Building Nursing Capacity In Antimicrobial Stewardship: Learning From Low- And Middle-Income Countries

Antimicrobial resistance presents a global threat to human health and societies. A variety of measures including increased education for prescribers, prescribing audits and feedback, drug restrictions and input from specialist clinicians in advisory roles have been proposed to arrest the progress of resistance, under the umbrella term of ‘antibiotic stewardship’. The participation of nurses in such initiatives has been arguably limited and without much independence. Such modest contribution is surprising, in view of emerging nursing roles that include autonomous management and use of complex medication regimens, as well as decision-making within difficult clinical scenarios.

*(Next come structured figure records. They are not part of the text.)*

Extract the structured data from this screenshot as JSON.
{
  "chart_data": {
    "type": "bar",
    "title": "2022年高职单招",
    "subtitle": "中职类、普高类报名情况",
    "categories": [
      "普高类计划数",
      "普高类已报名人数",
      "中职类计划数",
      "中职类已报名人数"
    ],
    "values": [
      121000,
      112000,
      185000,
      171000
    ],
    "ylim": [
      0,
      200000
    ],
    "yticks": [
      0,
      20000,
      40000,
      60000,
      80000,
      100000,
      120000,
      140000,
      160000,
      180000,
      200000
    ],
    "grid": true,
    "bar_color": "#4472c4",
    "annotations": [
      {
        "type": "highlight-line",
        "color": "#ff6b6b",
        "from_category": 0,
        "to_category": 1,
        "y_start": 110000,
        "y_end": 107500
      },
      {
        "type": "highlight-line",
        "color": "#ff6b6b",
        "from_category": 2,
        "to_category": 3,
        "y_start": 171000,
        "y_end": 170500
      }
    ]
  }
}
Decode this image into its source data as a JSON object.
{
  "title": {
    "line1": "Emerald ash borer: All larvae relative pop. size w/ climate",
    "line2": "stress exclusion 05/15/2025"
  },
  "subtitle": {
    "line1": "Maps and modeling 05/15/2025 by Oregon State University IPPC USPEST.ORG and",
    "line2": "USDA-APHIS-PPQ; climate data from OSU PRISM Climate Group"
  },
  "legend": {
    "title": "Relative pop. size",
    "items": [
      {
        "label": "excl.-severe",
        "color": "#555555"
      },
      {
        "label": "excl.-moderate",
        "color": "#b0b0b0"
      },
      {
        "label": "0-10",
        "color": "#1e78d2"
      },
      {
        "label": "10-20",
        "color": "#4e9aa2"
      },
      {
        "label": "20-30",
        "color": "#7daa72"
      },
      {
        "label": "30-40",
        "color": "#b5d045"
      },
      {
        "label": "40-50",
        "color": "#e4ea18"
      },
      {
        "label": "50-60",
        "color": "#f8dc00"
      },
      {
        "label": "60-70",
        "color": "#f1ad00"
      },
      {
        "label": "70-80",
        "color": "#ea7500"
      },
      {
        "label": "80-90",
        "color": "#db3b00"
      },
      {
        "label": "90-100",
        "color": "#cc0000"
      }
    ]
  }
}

In other settings and healthcare systems, however, nurses have been encouraged to lead the implementation and delivery of primary and secondary care services. Often, such services will involve the management and use of complex medication regimens with potential for resistance akin to antibiotics.

The travel fellowship aimed to enable the learning from the experiences and expertise of the overseas partners setting up new and advanced roles for nurses managing complex antibiotic regimens, with a view to “reverse innovate” those experiences and apply them in the United Kingdom. The visit intended to make explicit the predisposing conditions and facilitating factors for the involvement of nurses in stewardship, as well as metrics of success. Factors such as the context of practice and environmental characteristics, including the influence of the health care system, education and training tools at local, regional, and national level, or feedback and auditing mechanisms would be discussed with key leaders. Finally, the direct observation and contact with nurses would enable an understanding of their motivations and benefits to assume new roles and skills related to antimicrobial decisions and stewardship.

In South Africa, nurses manage infections such as HIV and tuberculosis with comparable quality to doctors with the help of evidence-informed decision-making algorithms developed by the University of Cape Town. The success of such approach is not solely related to the quality of the guidelines, but to the surrounding implementation and evaluation mechanisms as well as the optimal support for the nurses involved in expanding their competencies.

In Rwanda, a novel model of public-private partnership in primary care between the government of Rwanda and One Family Health encourages and enables nurses to provide and lead services, aided by mobile health tools for logistic and evaluation purposes. Their involvement in appropriate use of antibiotics activities is supported by policies, guidelines and financial incentives that discourage substandard clinical decision-making. In addition, such model helps retain experienced clinicians and provides nurses with business skills beneficial to their wider communities. On the other hand, hospital nurses struggle to increase their contribution towards antibiotic stewardship due to staff shortages and limited training opportunities.

In both countries clear identification of factors encouraging nurses to adopt expanded roles, sustained implementation efforts and robust evaluation mechanisms have been instrumental to introduce novel roles that resolve the challenges of local socioeconomic contexts.

The travel fellowship has permitted a close examination of successful initiatives and a deeper understanding of such local contexts. It has also allowed the fostering of professional relations and collaborations that will facilitate the expansion of antimicrobial stewardship roles for nurses in the United Kingdom.